Déjà en février, l'OMS avait organisé une réunion internationale d'experts pour mettre en place des initiatives de recherche, y compris l'origine de la COVID-19 (OMS, 2020a). De plus, l'OMS, l'Organisation mondiale de la santé animale (OIE), l'Organisation des Nations unies pour l'alimentation et l'agriculture (FAO) ont convenu, lors de la 73e Assemblée mondiale de la santé, de renforcer leurs efforts pour retracer l'origine animale du virus, sa voie de transmission à l'homme et le rôle éventuel de l'hôte intermédiaire (qu'on ne connaît toujours pas).

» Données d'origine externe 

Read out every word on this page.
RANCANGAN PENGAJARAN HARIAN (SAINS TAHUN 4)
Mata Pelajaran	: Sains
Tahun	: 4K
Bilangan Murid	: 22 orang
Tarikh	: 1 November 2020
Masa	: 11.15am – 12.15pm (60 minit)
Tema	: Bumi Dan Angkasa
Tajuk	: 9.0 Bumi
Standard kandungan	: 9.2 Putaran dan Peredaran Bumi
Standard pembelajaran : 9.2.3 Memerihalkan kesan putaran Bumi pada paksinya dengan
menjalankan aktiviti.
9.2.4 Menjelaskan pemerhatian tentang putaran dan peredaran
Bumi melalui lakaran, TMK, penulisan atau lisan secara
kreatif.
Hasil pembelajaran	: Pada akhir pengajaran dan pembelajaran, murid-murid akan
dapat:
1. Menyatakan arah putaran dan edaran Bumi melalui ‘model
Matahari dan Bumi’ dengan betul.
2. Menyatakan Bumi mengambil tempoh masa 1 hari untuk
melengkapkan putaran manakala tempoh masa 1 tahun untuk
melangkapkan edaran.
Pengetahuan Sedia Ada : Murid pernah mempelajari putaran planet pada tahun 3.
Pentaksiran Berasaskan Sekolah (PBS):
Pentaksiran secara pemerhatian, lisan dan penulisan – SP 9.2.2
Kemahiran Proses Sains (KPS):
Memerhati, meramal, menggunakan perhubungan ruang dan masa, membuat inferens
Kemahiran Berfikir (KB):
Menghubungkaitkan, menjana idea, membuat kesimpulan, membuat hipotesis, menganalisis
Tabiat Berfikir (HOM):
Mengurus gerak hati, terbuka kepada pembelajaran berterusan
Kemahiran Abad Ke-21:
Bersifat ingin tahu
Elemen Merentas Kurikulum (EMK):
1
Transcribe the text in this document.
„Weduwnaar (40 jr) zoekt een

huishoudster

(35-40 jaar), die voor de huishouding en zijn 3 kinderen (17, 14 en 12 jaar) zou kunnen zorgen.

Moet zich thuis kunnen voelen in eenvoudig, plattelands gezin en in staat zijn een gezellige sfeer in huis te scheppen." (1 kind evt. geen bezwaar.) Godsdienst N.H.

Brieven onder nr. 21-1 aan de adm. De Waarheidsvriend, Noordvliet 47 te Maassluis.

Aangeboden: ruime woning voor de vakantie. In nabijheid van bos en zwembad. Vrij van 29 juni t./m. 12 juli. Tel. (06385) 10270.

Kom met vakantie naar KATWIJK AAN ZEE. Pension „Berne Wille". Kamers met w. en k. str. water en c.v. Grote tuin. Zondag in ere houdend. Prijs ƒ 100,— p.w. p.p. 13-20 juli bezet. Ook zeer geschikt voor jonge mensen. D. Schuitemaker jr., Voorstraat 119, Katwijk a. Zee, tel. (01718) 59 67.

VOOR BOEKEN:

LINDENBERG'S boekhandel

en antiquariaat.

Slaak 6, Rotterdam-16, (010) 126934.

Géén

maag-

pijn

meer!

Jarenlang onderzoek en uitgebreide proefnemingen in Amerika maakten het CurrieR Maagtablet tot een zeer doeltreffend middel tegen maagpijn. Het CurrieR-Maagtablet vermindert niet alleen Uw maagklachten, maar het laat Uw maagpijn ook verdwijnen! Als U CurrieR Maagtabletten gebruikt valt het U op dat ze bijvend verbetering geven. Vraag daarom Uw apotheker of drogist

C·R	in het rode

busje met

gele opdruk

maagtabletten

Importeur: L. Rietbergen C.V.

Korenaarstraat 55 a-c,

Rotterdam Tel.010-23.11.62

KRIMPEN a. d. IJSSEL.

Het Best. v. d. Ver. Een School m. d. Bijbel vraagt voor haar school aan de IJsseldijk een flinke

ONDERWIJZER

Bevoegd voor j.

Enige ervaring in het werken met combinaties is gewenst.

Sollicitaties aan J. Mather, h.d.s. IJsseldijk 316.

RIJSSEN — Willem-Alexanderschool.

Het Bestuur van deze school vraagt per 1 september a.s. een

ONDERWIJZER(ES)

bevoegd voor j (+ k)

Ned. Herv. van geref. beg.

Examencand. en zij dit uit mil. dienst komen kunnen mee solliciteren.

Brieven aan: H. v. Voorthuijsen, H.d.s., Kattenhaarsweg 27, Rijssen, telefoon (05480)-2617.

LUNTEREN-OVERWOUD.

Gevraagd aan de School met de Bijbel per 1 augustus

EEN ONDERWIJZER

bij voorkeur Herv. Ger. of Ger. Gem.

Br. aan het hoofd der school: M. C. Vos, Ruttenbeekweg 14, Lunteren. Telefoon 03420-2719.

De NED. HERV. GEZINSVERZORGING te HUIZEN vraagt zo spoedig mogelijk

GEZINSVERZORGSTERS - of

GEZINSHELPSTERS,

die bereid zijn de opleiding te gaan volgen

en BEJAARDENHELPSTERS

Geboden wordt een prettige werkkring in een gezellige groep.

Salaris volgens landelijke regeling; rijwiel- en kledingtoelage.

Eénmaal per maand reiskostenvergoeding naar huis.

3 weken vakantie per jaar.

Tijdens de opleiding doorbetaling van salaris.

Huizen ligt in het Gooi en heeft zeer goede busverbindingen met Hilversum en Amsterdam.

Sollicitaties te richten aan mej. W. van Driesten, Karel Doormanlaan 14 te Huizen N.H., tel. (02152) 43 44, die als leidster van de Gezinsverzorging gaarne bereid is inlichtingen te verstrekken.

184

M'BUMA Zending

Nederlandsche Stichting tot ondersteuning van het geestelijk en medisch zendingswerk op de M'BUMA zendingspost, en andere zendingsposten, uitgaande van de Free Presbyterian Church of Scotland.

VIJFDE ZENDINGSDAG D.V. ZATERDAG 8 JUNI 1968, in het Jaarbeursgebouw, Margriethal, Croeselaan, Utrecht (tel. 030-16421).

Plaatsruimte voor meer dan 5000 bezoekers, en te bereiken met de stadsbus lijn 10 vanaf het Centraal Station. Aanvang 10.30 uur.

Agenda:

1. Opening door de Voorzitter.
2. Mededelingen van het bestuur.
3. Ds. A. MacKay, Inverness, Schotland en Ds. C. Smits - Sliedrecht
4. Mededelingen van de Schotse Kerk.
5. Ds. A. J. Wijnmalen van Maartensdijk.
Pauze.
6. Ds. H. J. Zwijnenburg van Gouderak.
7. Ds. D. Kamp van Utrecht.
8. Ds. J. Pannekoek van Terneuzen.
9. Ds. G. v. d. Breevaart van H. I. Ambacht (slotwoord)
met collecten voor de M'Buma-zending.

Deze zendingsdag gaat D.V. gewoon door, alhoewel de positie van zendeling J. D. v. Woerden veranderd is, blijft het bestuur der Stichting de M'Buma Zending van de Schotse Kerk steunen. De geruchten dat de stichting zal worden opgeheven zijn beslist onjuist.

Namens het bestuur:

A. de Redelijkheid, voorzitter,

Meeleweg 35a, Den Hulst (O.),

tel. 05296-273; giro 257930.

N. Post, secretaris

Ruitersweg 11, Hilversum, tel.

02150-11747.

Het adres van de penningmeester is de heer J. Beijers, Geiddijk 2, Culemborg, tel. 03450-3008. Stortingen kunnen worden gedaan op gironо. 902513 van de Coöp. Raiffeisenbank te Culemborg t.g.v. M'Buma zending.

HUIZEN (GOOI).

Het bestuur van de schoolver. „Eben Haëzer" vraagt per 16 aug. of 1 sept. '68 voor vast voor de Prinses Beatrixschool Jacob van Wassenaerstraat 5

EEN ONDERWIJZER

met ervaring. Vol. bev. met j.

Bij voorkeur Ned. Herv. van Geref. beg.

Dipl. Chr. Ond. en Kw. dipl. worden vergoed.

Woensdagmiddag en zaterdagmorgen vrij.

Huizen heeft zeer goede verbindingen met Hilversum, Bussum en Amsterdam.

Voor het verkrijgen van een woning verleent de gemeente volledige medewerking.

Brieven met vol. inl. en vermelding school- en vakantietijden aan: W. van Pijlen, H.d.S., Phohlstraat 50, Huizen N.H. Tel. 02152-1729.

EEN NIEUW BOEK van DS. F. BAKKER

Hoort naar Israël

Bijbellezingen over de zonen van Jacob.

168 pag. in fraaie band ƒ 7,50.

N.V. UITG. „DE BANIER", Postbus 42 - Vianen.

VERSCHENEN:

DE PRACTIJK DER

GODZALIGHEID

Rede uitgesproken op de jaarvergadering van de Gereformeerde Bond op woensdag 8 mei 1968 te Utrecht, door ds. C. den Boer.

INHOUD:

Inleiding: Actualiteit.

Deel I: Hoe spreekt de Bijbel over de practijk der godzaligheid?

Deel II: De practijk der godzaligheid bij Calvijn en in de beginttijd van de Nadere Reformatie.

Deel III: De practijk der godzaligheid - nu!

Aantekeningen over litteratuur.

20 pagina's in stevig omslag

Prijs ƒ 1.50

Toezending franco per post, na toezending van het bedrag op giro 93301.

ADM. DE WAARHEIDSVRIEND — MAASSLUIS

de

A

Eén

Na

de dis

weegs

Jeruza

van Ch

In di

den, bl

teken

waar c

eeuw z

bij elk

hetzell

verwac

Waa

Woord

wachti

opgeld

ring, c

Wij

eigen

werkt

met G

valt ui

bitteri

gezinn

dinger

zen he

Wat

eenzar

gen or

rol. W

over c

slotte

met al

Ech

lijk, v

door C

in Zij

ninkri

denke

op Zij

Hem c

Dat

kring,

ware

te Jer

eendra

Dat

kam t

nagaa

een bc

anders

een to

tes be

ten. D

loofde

Sur la base des recommandations de la 73e Assemblée mondiale de la santé, l'OMS, en collaboration avec le gouvernement chinois, met en place une équipe multidisciplinaire internationale chargée de concevoir, de soutenir et de mener une série d'études qui contribueront au travail de recherche sur l'origine du virus.

"Nous voulons connaître l’origine et nous ferons tout pour la connaître" a expliqué le directeur général de l'OMS, Tedros Adhanom Ghebreyesus, lors d'une conférence (à partir de 13min25) le 30 novembre 2020.

L’importance de connaître l’origine du virus

Selon l'OMS, "Comprendre comment une épidémie a commencé est essentiel pour prévenir d’autres introductions de virus dans la population humaine".

Les résultats sur l'origine du virus permettront également de comprendre la dynamique du début de l'épidémie, ce qui pourra servir à améliorer la réponse des autorités sanitaires. La compréhension de l'origine du virus pourra aussi contribuer à la mise au point de thérapies et de vaccins. Enfin, d’un point de vue social, connaître l’origine du virus pourra aider à contrer la désinformation et les discours haineux en ligne qui se traduisent souvent, hors-ligne, par des attaques verbales et physiques contre des groupes en situation minoritaire.